Twitter acquired data company Gnip for an undisclosed amount in April, a deal Twitter said would help it provide richer data sets to its advertisers. On June 4, Twitter announced it was buying Namo Media, which helped publishers create native ad formats for their apps. Just two weeks later Twitter bought SnappyTV, a service that makes it easy to clip and share TV broadcasts. And Twitter closed out June by acquiring TapCommerce, which specializes in retargeting users on mobile devices.
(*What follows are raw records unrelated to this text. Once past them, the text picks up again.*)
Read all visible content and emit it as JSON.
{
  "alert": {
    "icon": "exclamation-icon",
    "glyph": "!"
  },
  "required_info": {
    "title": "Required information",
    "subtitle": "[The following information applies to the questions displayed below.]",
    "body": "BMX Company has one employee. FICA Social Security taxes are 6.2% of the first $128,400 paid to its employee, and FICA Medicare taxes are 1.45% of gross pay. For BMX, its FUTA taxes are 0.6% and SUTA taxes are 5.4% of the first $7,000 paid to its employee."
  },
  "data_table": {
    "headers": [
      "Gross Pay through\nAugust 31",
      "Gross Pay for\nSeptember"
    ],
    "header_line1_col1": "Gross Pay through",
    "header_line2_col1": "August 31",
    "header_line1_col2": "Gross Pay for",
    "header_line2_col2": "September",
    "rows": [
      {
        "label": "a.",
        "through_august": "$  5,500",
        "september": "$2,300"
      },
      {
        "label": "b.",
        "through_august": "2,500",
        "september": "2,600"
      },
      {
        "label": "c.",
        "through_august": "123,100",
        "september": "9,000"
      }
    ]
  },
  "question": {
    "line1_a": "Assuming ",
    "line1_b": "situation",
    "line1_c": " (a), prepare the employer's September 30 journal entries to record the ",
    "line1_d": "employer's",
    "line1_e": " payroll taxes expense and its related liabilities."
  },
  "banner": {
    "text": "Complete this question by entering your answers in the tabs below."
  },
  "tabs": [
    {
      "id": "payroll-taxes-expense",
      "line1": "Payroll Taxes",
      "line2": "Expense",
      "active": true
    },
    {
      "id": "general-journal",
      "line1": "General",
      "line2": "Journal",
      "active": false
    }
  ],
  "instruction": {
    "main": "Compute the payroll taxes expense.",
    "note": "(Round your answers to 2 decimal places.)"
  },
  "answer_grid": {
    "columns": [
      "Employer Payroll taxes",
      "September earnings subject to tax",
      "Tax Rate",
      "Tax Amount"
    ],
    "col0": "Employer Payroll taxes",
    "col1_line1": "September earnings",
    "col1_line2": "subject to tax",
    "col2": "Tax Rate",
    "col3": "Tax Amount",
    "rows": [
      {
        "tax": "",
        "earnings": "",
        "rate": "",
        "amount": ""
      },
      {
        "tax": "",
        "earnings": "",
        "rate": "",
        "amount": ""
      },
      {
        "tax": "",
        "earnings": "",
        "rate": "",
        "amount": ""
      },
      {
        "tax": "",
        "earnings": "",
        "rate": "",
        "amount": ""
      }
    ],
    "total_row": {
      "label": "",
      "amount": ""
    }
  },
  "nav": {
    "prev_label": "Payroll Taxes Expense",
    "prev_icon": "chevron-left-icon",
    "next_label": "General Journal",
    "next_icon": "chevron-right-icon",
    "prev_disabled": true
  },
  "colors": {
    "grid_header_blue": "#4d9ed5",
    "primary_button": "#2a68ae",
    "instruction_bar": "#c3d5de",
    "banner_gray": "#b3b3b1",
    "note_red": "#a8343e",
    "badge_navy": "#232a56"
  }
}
The Namo purchase supplements Twitter’s acquisition of mobile ad network MoPub last year and its goal to serve mobile ads on other publishers’ mobile apps. Buying SnappyTV speaks to Twitter’s goal of becoming the premier accompaniment to brands’ TV campaigns. And TapCommerce will allow them to build out its burgeoning app-install ads business and serve targeted “app-reengagement” ads, ads designed to get users to reopen an app they have already downloaded.
The Namo and MoPub acquisitions may help Twitter’s ad business in the face of concerns about slowing user growth, but Moore said improving ads on Twitter might be more lucrative.
“Most people think Twitter can grow that business without Twitter getting any more inventory and just getting more innovative with the ad formats,” Moore said.
Owning SnappyTV means Twitter will also be helping to share video content on sites that are not Twitter, but it’s unclear if this will prompt Twitter to also handle video inventory for other sites a la MoPub and mobile. Twitter declined a request to comment.
Facebook and Twitter are heading in the same direction in that they’re looking for inventory outside of their own walls. Both have advertisers and data sets that might make this an alluring offer for publishers. The potential risk, however, is partnering with a company that’s also a competitor, Moore said.
“If I was a publisher, I would always be wary of someone that has its own inventory and is offering to sell mine,” he said.